Publicado em 17/02/2026 às 23h48.

Mais de 140 toneladas de recicláveis são recolhidas no Carnaval de Salvador

Iniciativa é coordenada pelo governo da Bahia, por meio da Secretaria do Trabalho, Emprego, Renda e Esporte da Bahia

Redação
Foto: Wuiga Rubini/GOVBA

 

Enquanto os trios elétricos encerram a programação oficial do Carnaval nesta terça-feira (17), o trabalho de triagem de resíduos segue em ritmo intenso nas centrais de apoio do projeto “Meu Corre Decente”. Desde o início da festa, mais de 140 toneladas de materiais recicláveis foram retiradas das ruas da capital baiana.

A iniciativa é coordenada pelo governo da Bahia, por meio da Secretaria do Trabalho, Emprego, Renda e Esporte da Bahia (Setre), da Secretaria do Meio Ambiente da Bahia (Sema) e do Instituto do Meio Ambiente e Recursos Hídricos (Inema), com apoio de outras pastas e de cooperativas de catadores.

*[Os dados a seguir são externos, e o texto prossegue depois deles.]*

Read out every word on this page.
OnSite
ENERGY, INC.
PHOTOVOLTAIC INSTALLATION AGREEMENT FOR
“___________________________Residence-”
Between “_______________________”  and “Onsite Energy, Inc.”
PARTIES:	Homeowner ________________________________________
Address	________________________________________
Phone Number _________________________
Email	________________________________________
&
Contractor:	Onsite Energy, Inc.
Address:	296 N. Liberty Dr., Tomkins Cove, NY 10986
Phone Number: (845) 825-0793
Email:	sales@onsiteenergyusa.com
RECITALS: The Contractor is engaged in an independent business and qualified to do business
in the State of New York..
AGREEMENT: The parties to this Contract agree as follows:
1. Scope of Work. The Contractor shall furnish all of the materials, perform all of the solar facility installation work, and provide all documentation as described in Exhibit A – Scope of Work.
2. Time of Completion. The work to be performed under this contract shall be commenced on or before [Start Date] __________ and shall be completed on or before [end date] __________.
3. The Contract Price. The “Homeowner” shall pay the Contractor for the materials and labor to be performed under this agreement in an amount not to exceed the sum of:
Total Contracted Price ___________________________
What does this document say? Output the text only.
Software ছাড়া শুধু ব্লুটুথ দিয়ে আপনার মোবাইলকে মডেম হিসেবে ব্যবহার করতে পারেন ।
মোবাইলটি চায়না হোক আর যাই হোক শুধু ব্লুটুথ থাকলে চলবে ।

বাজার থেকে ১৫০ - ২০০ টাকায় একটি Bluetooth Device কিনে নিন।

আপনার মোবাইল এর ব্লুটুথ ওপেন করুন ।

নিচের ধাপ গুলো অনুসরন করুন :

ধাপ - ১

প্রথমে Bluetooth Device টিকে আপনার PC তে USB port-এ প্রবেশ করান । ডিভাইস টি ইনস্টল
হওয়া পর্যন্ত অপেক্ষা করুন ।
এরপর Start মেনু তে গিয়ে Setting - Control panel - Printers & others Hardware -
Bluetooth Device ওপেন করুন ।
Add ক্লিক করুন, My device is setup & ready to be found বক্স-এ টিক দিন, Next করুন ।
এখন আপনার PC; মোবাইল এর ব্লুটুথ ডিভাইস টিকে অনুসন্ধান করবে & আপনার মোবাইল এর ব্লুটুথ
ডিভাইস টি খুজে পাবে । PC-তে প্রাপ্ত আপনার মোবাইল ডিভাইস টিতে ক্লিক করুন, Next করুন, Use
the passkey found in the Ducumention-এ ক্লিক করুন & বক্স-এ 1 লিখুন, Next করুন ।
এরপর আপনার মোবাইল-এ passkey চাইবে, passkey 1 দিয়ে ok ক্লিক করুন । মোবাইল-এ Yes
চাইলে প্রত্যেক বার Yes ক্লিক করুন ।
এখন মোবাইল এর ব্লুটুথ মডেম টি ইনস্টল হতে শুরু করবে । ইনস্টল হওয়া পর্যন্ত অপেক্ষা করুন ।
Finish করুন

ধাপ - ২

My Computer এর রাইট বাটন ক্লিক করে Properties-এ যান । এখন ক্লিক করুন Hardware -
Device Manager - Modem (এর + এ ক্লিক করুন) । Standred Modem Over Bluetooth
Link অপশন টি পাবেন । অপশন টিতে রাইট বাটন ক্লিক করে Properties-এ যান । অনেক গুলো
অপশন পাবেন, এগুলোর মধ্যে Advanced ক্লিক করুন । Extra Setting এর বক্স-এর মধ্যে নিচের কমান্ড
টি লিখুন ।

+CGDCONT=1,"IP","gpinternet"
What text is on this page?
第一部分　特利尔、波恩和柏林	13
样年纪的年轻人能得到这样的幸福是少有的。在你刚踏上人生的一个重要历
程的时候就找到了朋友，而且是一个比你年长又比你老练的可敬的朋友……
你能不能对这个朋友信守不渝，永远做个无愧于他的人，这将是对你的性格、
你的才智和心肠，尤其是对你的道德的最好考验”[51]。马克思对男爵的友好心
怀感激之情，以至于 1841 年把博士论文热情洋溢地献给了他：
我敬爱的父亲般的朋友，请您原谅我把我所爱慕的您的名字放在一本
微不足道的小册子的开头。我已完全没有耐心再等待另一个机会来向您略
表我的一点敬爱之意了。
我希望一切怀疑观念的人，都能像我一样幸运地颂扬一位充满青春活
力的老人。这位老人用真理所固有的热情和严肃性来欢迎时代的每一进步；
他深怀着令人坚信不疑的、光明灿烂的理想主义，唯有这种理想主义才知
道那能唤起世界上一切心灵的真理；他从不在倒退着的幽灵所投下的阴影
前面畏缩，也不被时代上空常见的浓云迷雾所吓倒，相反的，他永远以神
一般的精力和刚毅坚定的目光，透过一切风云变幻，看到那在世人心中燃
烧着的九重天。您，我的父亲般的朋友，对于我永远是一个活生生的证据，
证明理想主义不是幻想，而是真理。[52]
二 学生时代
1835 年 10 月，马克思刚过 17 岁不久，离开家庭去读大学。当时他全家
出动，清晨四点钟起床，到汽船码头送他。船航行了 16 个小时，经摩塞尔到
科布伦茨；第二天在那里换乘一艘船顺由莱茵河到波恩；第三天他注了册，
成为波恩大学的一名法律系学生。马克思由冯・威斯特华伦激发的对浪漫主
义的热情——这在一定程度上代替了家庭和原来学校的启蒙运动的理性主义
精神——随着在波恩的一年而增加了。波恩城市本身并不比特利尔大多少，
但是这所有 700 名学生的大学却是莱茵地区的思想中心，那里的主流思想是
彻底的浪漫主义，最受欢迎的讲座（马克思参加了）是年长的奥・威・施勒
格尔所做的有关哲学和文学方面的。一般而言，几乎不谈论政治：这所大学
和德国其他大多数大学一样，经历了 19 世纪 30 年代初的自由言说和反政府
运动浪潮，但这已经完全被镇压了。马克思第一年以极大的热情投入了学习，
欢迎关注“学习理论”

O alumínio lidera em valor de mercado, impulsionado pelo alto índice de reaproveitamento. Plásticos e garrafas PET, embora com menor valor unitário, garantem volume constante de coleta e ampliam a renda dos trabalhadores envolvidos na cadeia da reciclagem.

Política ambiental e inclusão produtiva

Segundo o fiscal da Sema Guido Brasileiro, o projeto vai além da limpeza urbana e se consolida como política pública ambiental e social.

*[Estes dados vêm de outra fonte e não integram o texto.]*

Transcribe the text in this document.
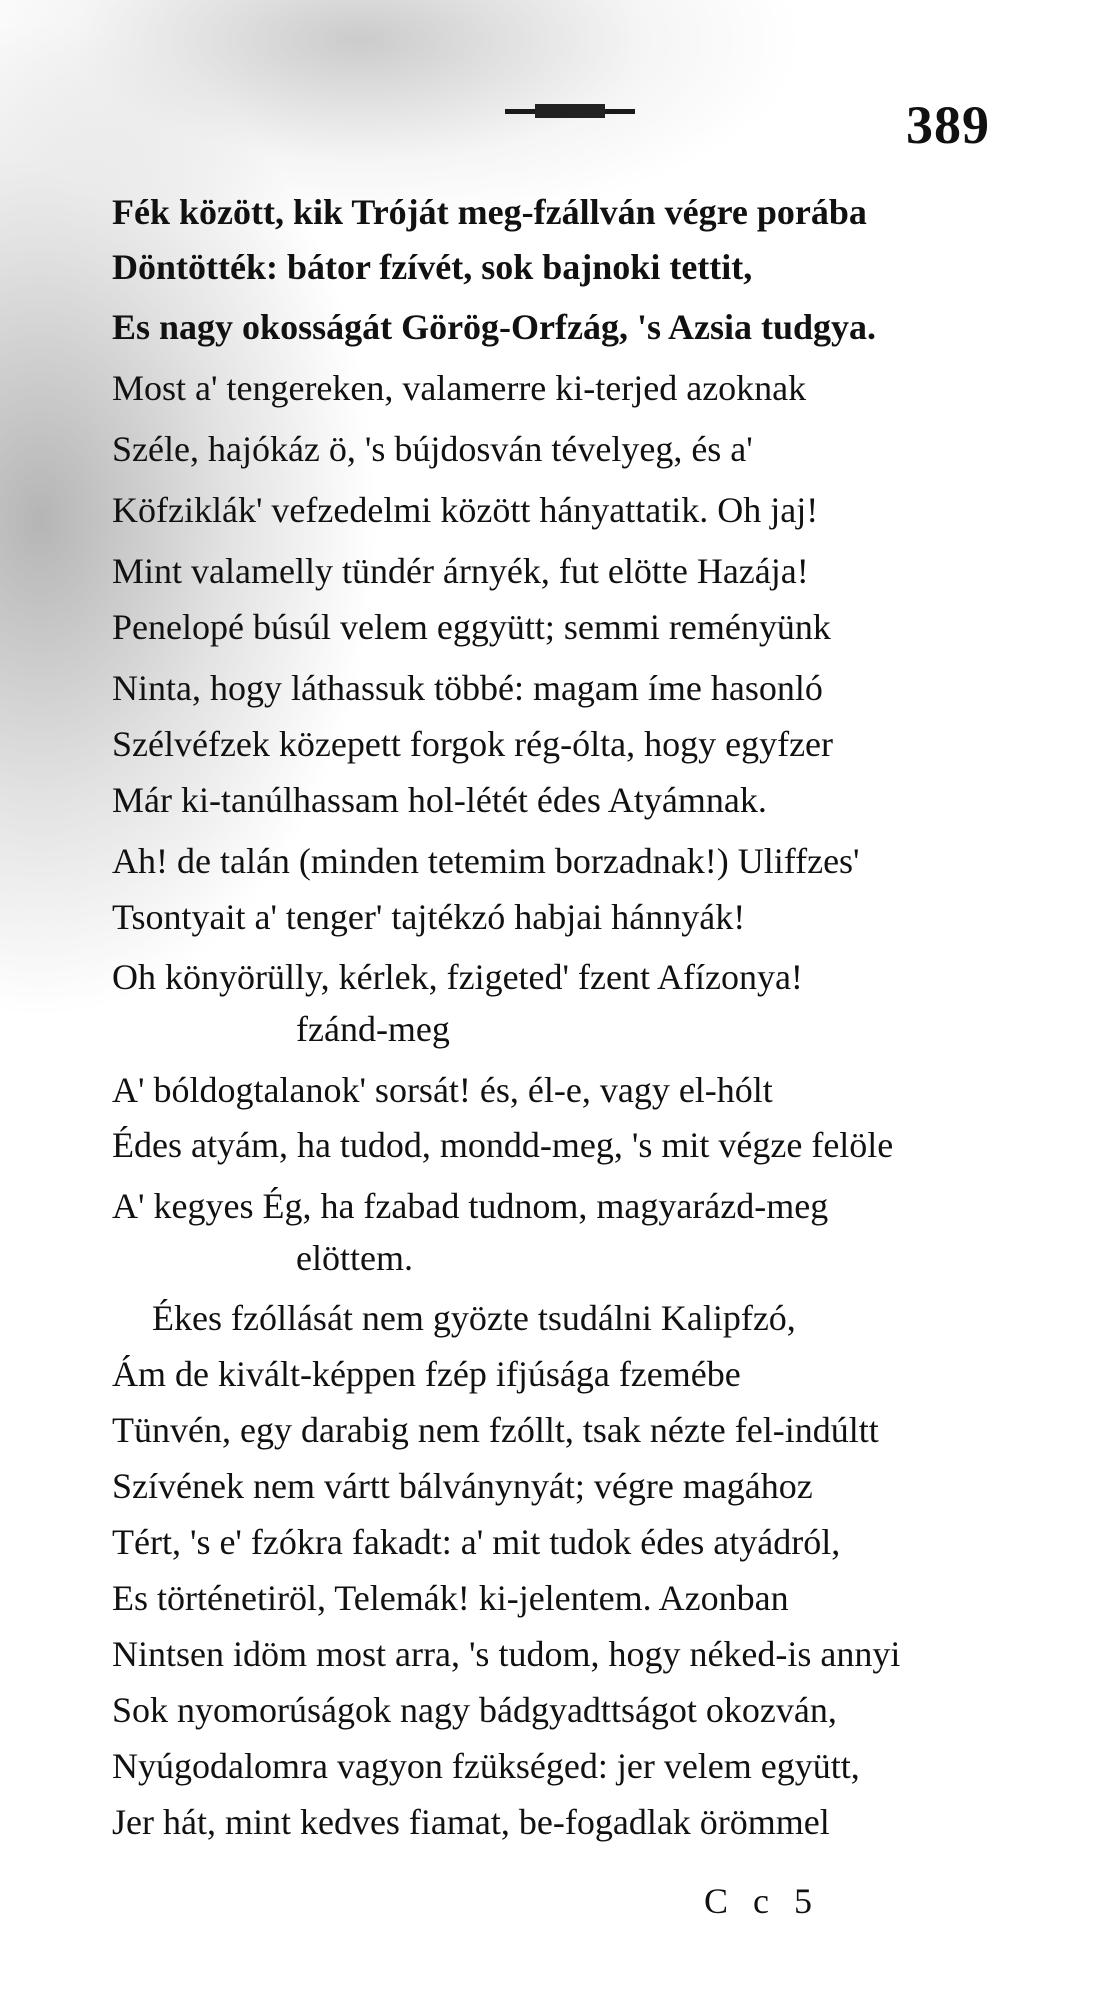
389
Fék között, kik Tróját meg-fzállván végre porába
Döntötték: bátor fzívét, sok bajnoki tettit,
Es nagy okosságát Görög-Orfzág, 's Azsia tudgya.
Most a' tengereken, valamerre ki-terjed azoknak
Széle, hajókáz ö, 's bújdosván tévelyeg, és a'
Köfziklák' vefzedelmi között hányattatik. Oh jaj!
Mint valamelly tündér árnyék, fut elötte Hazája!
Penelopé búsúl velem eggyütt; semmi reményünk
Ninta, hogy láthassuk többé: magam íme hasonló
Szélvéfzek közepett forgok rég-ólta, hogy egyfzer
Már ki-tanúlhassam hol-létét édes Atyámnak.
Ah! de talán (minden tetemim borzadnak!) Uliffzes'
Tsontyait a' tenger' tajtékzó habjai hánnyák!
Oh könyörülly, kérlek, fzigeted' fzent Afízonya!
fzánd-meg
A' bóldogtalanok' sorsát! és, él-e, vagy el-hólt
Édes atyám, ha tudod, mondd-meg, 's mit végze felöle
A' kegyes Ég, ha fzabad tudnom, magyarázd-meg
elöttem.
Ékes fzóllását nem gyözte tsudálni Kalipfzó,
Ám de kivált-képpen fzép ifjúsága fzemébe
Tünvén, egy darabig nem fzóllt, tsak nézte fel-indúltt
Szívének nem vártt bálványnyát; végre magához
Tért, 's e' fzókra fakadt: a' mit tudok édes atyádról,
Es történetiröl, Telemák! ki-jelentem. Azonban
Nintsen idöm most arra, 's tudom, hogy néked-is annyi
Sok nyomorúságok nagy bádgyadttságot okozván,
Nyúgodalomra vagyon fzükséged: jer velem együtt,
Jer hát, mint kedves fiamat, be-fogadlak örömmel
C c 5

“O Meu Corre Decente atua em duas frentes fundamentais: na mitigação ambiental, ao evitar que toneladas de resíduos sigam para aterros, reduzindo emissões de gases de efeito estufa, e na adaptação social, ao dar visibilidade, apoio e dignidade a trabalhadores que historicamente ficaram à margem”, afirma.

A fiscal do Inema Eliesandra dos Santos, que atua no ponto de apoio instalado em Cajazeiras, destaca o impacto do projeto na formalização e organização de catadores autônomos.

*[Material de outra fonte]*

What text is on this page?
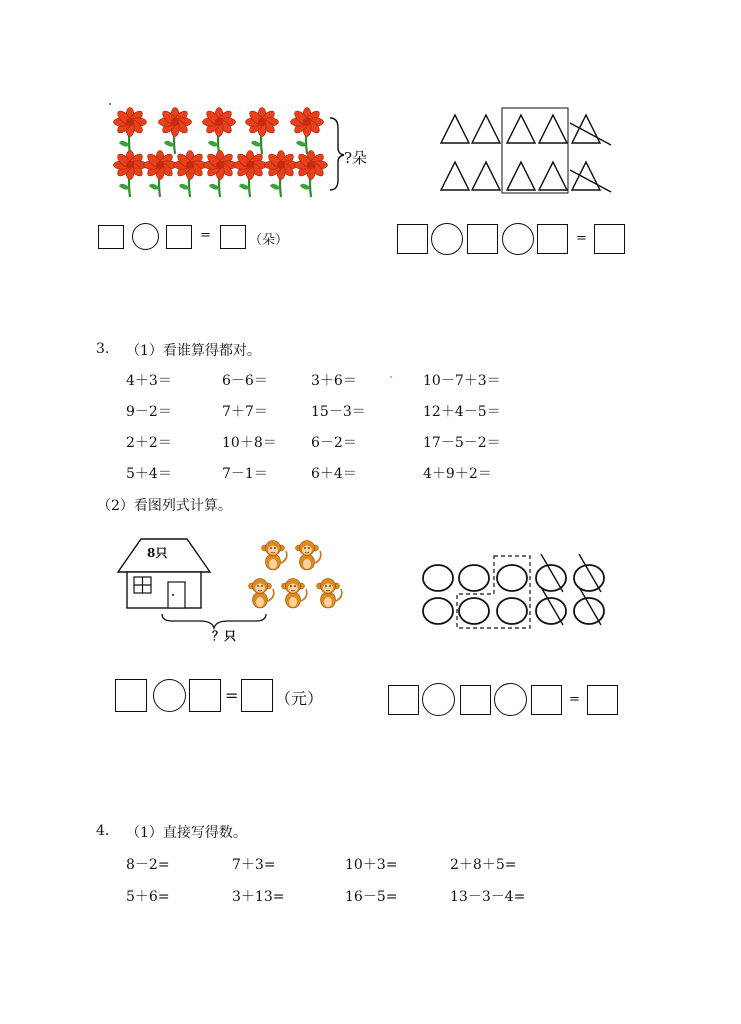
?朵
=	（朵）	=
3. （1）看谁算得都对。
4＋3＝	6－6＝	3＋6＝	10－7＋3＝
9－2＝	7＋7＝	15－3＝	12＋4－5＝
2＋2＝	10＋8＝ 6－2＝	17－5－2＝
5＋4＝	7－1＝	6＋4＝	4＋9＋2＝
（2）看图列式计算。
8只
？只
= （元）	=
4. （1）直接写得数。
8－2=	7＋3=	10＋3=	2＋8＋5=
5＋6=	3＋13=	16－5=	13－3－4=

“Até ontem, no final do meu expediente, já tinham 57 pessoas cadastradas aqui. São catadores da própria região, muitos que ainda não tinham vínculo com cooperativa e passaram a conhecer esse trabalho agora”, relata.

De acordo com ela, o movimento se intensifica no período noturno, quando a festa atinge maior público. A instalação da central em Cajazeiras, novidade nesta edição, exigiu mobilização das equipes para ampliar a divulgação entre os trabalhadores.

Fiscalização e monitoramento

Além da coleta, as equipes acompanham a pesagem dos materiais, o pagamento imediato aos catadores e a distribuição de Equipamentos de Proteção Individual (EPIs).

“Observamos se a pesagem está correta, se os pagamentos estão sendo feitos na hora, se os EPIs foram entregues e se estão sendo utilizados. Também sistematizamos os dados de coleta por tipo de material, o que permite avaliar o impacto real do projeto”, afirma a assessora jurídica da Procuradoria da Sema, Daiana de Jesus.

O balanço parcial indica que, enquanto a festa movimenta milhões na economia formal, a reciclagem consolida-se como fonte de renda direta para trabalhadores informais e como instrumento de política ambiental em larga escala durante o Carnaval.